The Defense Manpower Data Center says it can't pull a "satisfying explanation" from the survey data. It did draw valuable insights from focus groups with youth and parents in the fall of 1996. One clear finding is that military leaders miss the mark when they blame the force drawdown for a declining interest in joining the armed forces.
"Young people don't understand we're still hiring," Pentagon officials have said over and over since 1992, when a worrisome slide in propensity to enlist first began.
In fact, the decline is not tied to a misperception about recruiting.
"Young men and parents know the military is hiring," wrote Defense Manpower Data Center analysts Anita R. Lancaster and Jerry Lehnus in a paper summarizing the focus group comments. "They said they were swamped with recruiting literature. Sole parents, particularly moms, reported throwing the literature away so their sons would not see it." Both recruiters and their handouts "appear to have little credibility."
"Over and over, parents and youth referred to recruiters and advertising as `painting a rosy picture' that was not believable. Recruiters were perceived as conducting excessive, ineffective soliciting of uninterested youth. Both parents and youth did not trust military recruiters and believed advertising messages are inaccurate and inflated. The focus groups suggested more and more young men, black and white, see a college education as the path to success, and military service as an unnecessary interruption.
"When youth were asked how they would pay for college if conventional sources disappeared (loans, parents' funding), it was disappointing that only a few mentioned joining the military to obtain funding," the paper says.

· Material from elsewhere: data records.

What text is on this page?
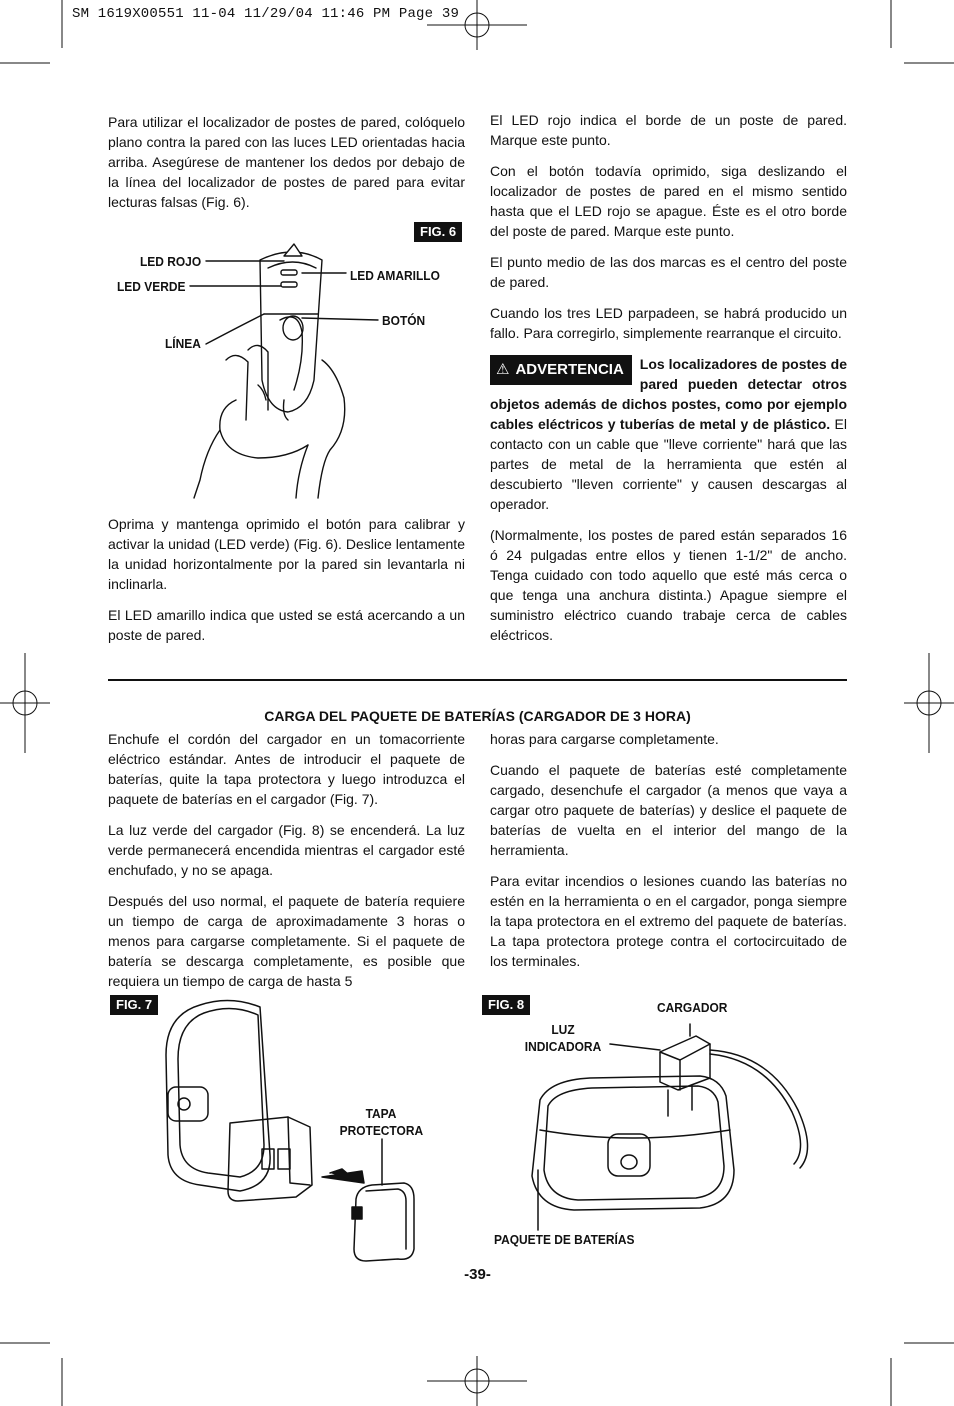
SM 1619X00551 11-04 11/29/04 11:46 PM Page 39

Para utilizar el localizador de postes de pared, colóquelo plano contra la pared con las luces LED orientadas hacia arriba. Asegúrese de mantener los dedos por debajo de la línea del localizador de postes de pared para evitar lecturas falsas (Fig. 6).

FIG. 6
LED ROJO
LED VERDE
LED AMARILLO
BOTÓN
LÍNEA

Oprima y mantenga oprimido el botón para calibrar y activar la unidad (LED verde) (Fig. 6). Deslice lentamente la unidad horizontalmente por la pared sin levantarla ni inclinarla.

El LED amarillo indica que usted se está acercando a un poste de pared.

El LED rojo indica el borde de un poste de pared. Marque este punto.

Con el botón todavía oprimido, siga deslizando el localizador de postes de pared en el mismo sentido hasta que el LED rojo se apague. Éste es el otro borde del poste de pared. Marque este punto.

El punto medio de las dos marcas es el centro del poste de pared.

Cuando los tres LED parpadeen, se habrá producido un fallo. Para corregirlo, simplemente rearranque el circuito.

⚠ ADVERTENCIA	Los localizadores de postes de pared pueden detectar otros objetos además de dichos postes, como por ejemplo cables eléctricos y tuberías de metal y de plástico. El contacto con un cable que "lleve corriente" hará que las partes de metal de la herramienta que estén al descubierto "lleven corriente" y causen descargas al operador.

(Normalmente, los postes de pared están separados 16 ó 24 pulgadas entre ellos y tienen 1-1/2" de ancho. Tenga cuidado con todo aquello que esté más cerca o que tenga una anchura distinta.) Apague siempre el suministro eléctrico cuando trabaje cerca de cables eléctricos.

CARGA DEL PAQUETE DE BATERÍAS (CARGADOR DE 3 HORA)

Enchufe el cordón del cargador en un tomacorriente eléctrico estándar. Antes de introducir el paquete de baterías, quite la tapa protectora y luego introduzca el paquete de baterías en el cargador (Fig. 7).

La luz verde del cargador (Fig. 8) se encenderá. La luz verde permanecerá encendida mientras el cargador esté enchufado, y no se apaga.

Después del uso normal, el paquete de batería requiere un tiempo de carga de aproximadamente 3 horas o menos para cargarse completamente. Si el paquete de batería se descarga completamente, es posible que requiera un tiempo de carga de hasta 5

horas para cargarse completamente.

Cuando el paquete de baterías esté completamente cargado, desenchufe el cargador (a menos que vaya a cargar otro paquete de baterías) y deslice el paquete de baterías de vuelta en el interior del mango de la herramienta.

Para evitar incendios o lesiones cuando las baterías no estén en la herramienta o en el cargador, ponga siempre la tapa protectora en el extremo del paquete de baterías. La tapa protectora protege contra el cortocircuitado de los terminales.

FIG. 7
TAPA
PROTECTORA
FIG. 8	CARGADOR
LUZ
INDICADORA
PAQUETE DE BATERÍAS
-39-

With the Cold War over, young men see the military as less relevant. Peace-keeping operations in places like Haiti, Somalia, and Bosnia only dampen their interest. "They objected," the paper says, "to being put in jeopardy to fight someone else's battles." They also view service now as more dangerous than during the Cold War.
Black youth and their parents "seemed more sensitive to the dangers of military service and debated whether the military was a good place for blacks today."
While black parents said the military historically has been an honorable way to gain upward mobility, "they greatly preferred their sons to follow the more traditional path of white youth-going to college," the paper says.
Overall, young males perceive the sacrifices of service life-including "humiliations" of boot camp and limits on personal freedoms-as far outweighing benefits such as improved self-discipline and educational funding.
Parents still have the greatest influence over whether youth enlist, but few parents in the focus groups thought the military was right for their sons. Many doubted that their sons could adapt to the discipline. And like their sons, most parents said they did not support post-Cold War humanitarian and peacekeeping missions.